In een brief die demissionair staatssecretaris Van Ooijen op 25 oktober 2023 aan de Tweede Kamer heeft gestuurd, beschrijft hij de bezwaren die de invoering van een vergunningstelsel in de weg zouden zitten. Gezien de tijd die met een dergelijke wijziging gemoeid is laat hij een eventueel besluit daarom over aan een volgend kabinet.
In het advies van 31 januari 2024 van de Raad van State aan het kabinet, gericht op de wijziging van de Tabaks- en rookwarenwet waarbij de registratieplicht wordt uitgebreid, adviseert de Raad van State om beter toe te lichten of de registratieplicht voor tabaksverkooppunten voldoende effectief zal zijn om het aantal verkooppunten te beheersen. Een vergunningstelsel is toch te overwegen suggereert de Raad van State.
Tegelijkertijd kan de vraag gesteld worden: als net als voorheen bij de Alcoholwet (toentertijd nog aangehaald als Drank- en Horecawet) vergunningverlening bij de gemeente komt te liggen én het toezicht bij de NVWA, is het dan niet verstandiger om (een deel van) het toezicht op de Tabaks- en rookwarenwet naar de gemeente te overhevelen? Of vergunningverlening bij de NVWA te beleggen?
Wat het uiteindelijk ook gaat worden, de toekomst zal het leren.

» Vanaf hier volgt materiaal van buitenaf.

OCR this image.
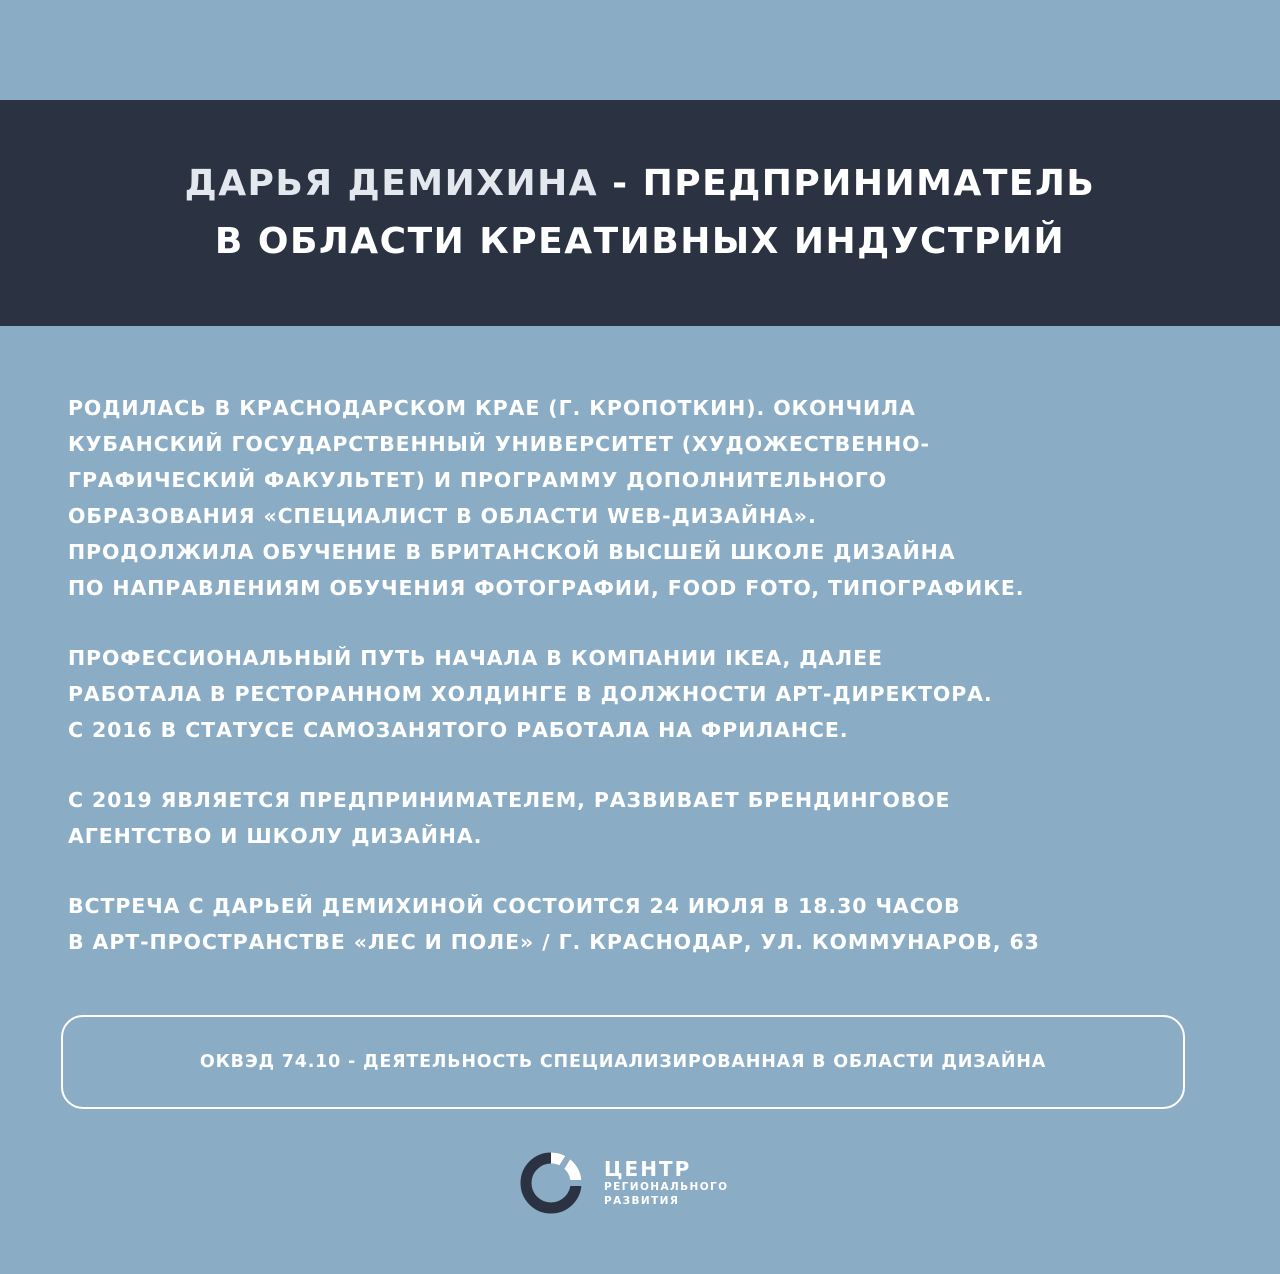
ДАРЬЯ ДЕМИХИНА - ПРЕДПРИНИМАТЕЛЬ
В ОБЛАСТИ КРЕАТИВНЫХ ИНДУСТРИЙ
РОДИЛАСЬ В КРАСНОДАРСКОМ КРАЕ (Г. КРОПОТКИН). ОКОНЧИЛА
КУБАНСКИЙ ГОСУДАРСТВЕННЫЙ УНИВЕРСИТЕТ (ХУДОЖЕСТВЕННО-
ГРАФИЧЕСКИЙ ФАКУЛЬТЕТ) И ПРОГРАММУ ДОПОЛНИТЕЛЬНОГО
ОБРАЗОВАНИЯ «СПЕЦИАЛИСТ В ОБЛАСТИ WEB-ДИЗАЙНА».
ПРОДОЛЖИЛА ОБУЧЕНИЕ В БРИТАНСКОЙ ВЫСШЕЙ ШКОЛЕ ДИЗАЙНА
ПО НАПРАВЛЕНИЯМ ОБУЧЕНИЯ ФОТОГРАФИИ, FOOD FOTO, ТИПОГРАФИКЕ.
ПРОФЕССИОНАЛЬНЫЙ ПУТЬ НАЧАЛА В КОМПАНИИ IKEA, ДАЛЕЕ
РАБОТАЛА В РЕСТОРАННОМ ХОЛДИНГЕ В ДОЛЖНОСТИ АРТ-ДИРЕКТОРА.
С 2016 В СТАТУСЕ САМОЗАНЯТОГО РАБОТАЛА НА ФРИЛАНСЕ.
С 2019 ЯВЛЯЕТСЯ ПРЕДПРИНИМАТЕЛЕМ, РАЗВИВАЕТ БРЕНДИНГОВОЕ
АГЕНТСТВО И ШКОЛУ ДИЗАЙНА.
ВСТРЕЧА С ДАРЬЕЙ ДЕМИХИНОЙ СОСТОИТСЯ 24 ИЮЛЯ В 18.30 ЧАСОВ
В АРТ-ПРОСТРАНСТВЕ «ЛЕС И ПОЛЕ» / Г. КРАСНОДАР, УЛ. КОММУНАРОВ, 63
ОКВЭД 74.10 - ДЕЯТЕЛЬНОСТЬ СПЕЦИАЛИЗИРОВАННАЯ В ОБЛАСТИ ДИЗАЙНА
ЦЕНТР
РЕГИОНАЛЬНОГО
РАЗВИТИЯ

Voorlopig zal de gemeente nog geen tabaksvergunningen gaan verlenen of belast zijn met toezicht en handhaving op de Tabaks- en rookwarenwet.
Dat laatste neemt niet weg dat de gemeente op dit moment helemaal niets kan ten aanzien van de Tabaks- en rookwarenwet. Boa's in domein I en II bij gemeenten kunnen vanuit hun domeinlijst bevoegd zijn voor strafrechtelijke handhaving van de Tabaks- en rookwarenwet. Als zij bij controles op bijvoorbeeld de Alcoholwet constateren dat er tabak aan minderjarigen wordt verkocht of dat er bij een controle in de horeca gerookt wordt, dan kunnen zij hiervoor strafrechtelijk proces-verbaal opmaken. Bestuurlijke handhaving is op dit moment voorbehouden aan de NVWA.